I am compiling information for a quantitative mini-project for my research class. This class is for my doctorate degree and is asynchronous learning so I have dependent upon what I can teach myself via the internet! Any help will be greatly appreciated.

I am conducting a quasi-experimental study. My problem is that state standardized test scores have declined after covid. I have 250 data points of archival test scores (given to me).

Here are my Research Questions & Hypotheses:

1. What difference exists, if any, between pre-covid and post-covid standardized test scores?

H₀: No statistically significant difference exists between students' pre-covid and students' post covid standardized test scores in a middle school math class.

H₁:A statistically significant difference exists betweenstudents' pre-covid and students' post covid standardized test scores in a middle school math class.

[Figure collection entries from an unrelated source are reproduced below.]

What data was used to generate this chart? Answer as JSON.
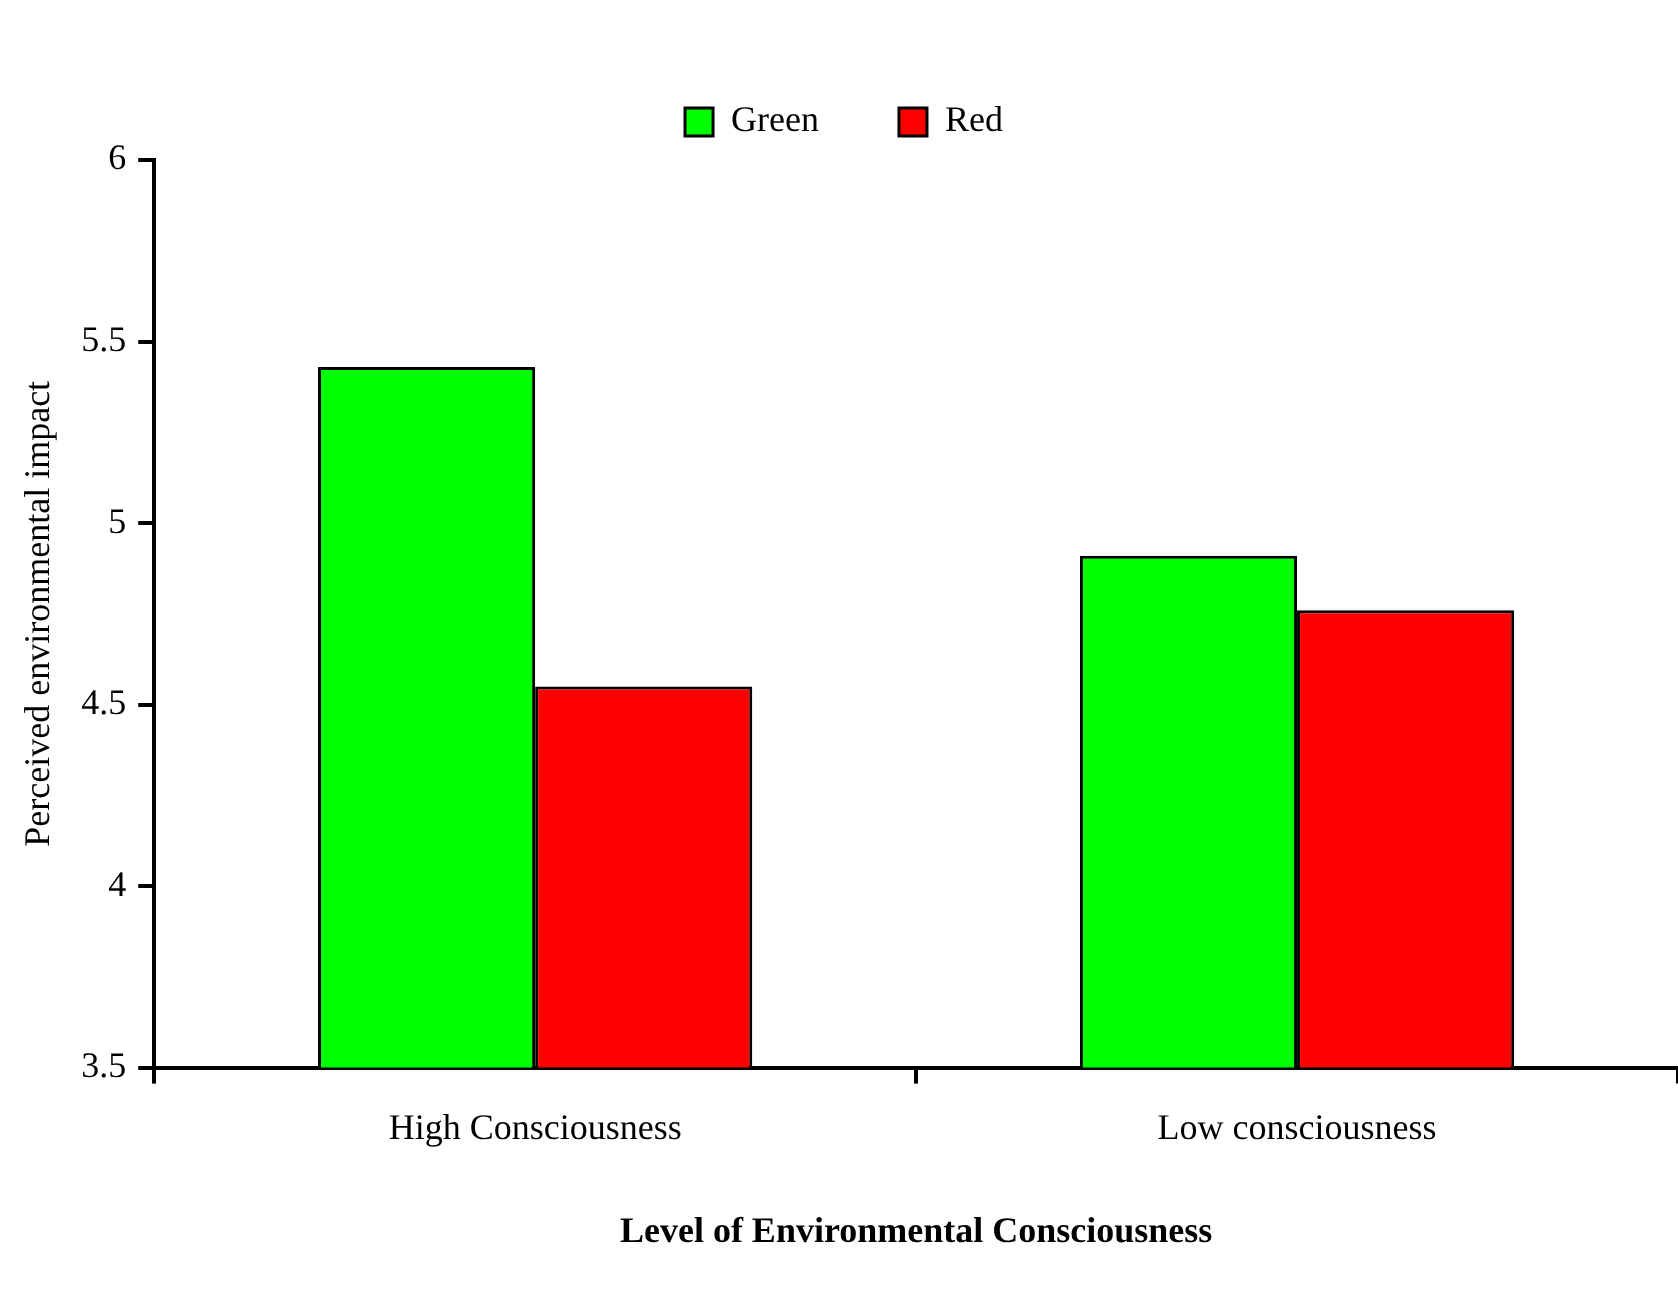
{
  "chart_data": {
    "type": "bar",
    "xlabel": "Level of Environmental Consciousness",
    "ylabel": "Perceived environmental impact",
    "categories": [
      "High Consciousness",
      "Low consciousness"
    ],
    "series": [
      {
        "name": "Green",
        "color": "#00ff00",
        "values": [
          5.43,
          4.91
        ]
      },
      {
        "name": "Red",
        "color": "#ff0000",
        "values": [
          4.55,
          4.76
        ]
      }
    ],
    "ylim": [
      3.5,
      6
    ],
    "yticks": [
      3.5,
      4,
      4.5,
      5,
      5.5,
      6
    ],
    "grid": false,
    "legend": "top"
  }
}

2. What difference exists, if any, in student test scores between rural students and urban students in post-covid learning environments?

H₀: No statistically significant difference exists betweenrural students and urban students in post-covid learning environments

H₁: A statistically significant difference exists betweenrural students and urban students in post-covid learning environments

I had stated that I would use a t-test or ANOVA to analyze the data and determine if the differences between the groups are large enough to be considered significant.

Here are the assignment instructions: (In Bold)

Explain the procedure's non-parametric equivalent and when it might be used.

I have this so far:

A non-parametric alternative for the t-test is the Mann-Whitney U test, also known as the Wilcoxon rank-sum test. This test is used to determine whether two independent samples come from the same population based on their ranks rather than assuming normal distribution. The Mann-Whitney U test is particularly useful when the data is not normally distributed, and the sample sizes are small. Another non-parametric alternative is the Wilcoxon signed-rank test, which is used when the data is paired, such as before-and-after measurements. This test is based on the ranks of the differences between pairs and can be used when the assumptions of the paired t-test are not met.

Determine the extent to which you think you will be able to collect sufficient data to use a parametric or non-parametric version of the test. Which assumptions tests must be performed or met if the procedure's parametric version can be used?

Describe the assumptions tests which must be met. For example, is the sample large enough? Is it normally distributed? Does it meet the requirement of equal variances? If not, what limitations would this introduce to your study? IS one of the statistical test below appropriate for your design.

1. t-test (paired/dependent or two sample/independent)
2. ANOVA
3. Pearson's r

Should the data not meet assumptions testing, what are the non-parametric alternatives for these tests? Does Excel support them in its Analysis ToolPak?

How do you analyze data in Excel? For example, if rows are not sorted by the testable groups, will you need to resort the rows? Do you need to clean up any other aspects of the data?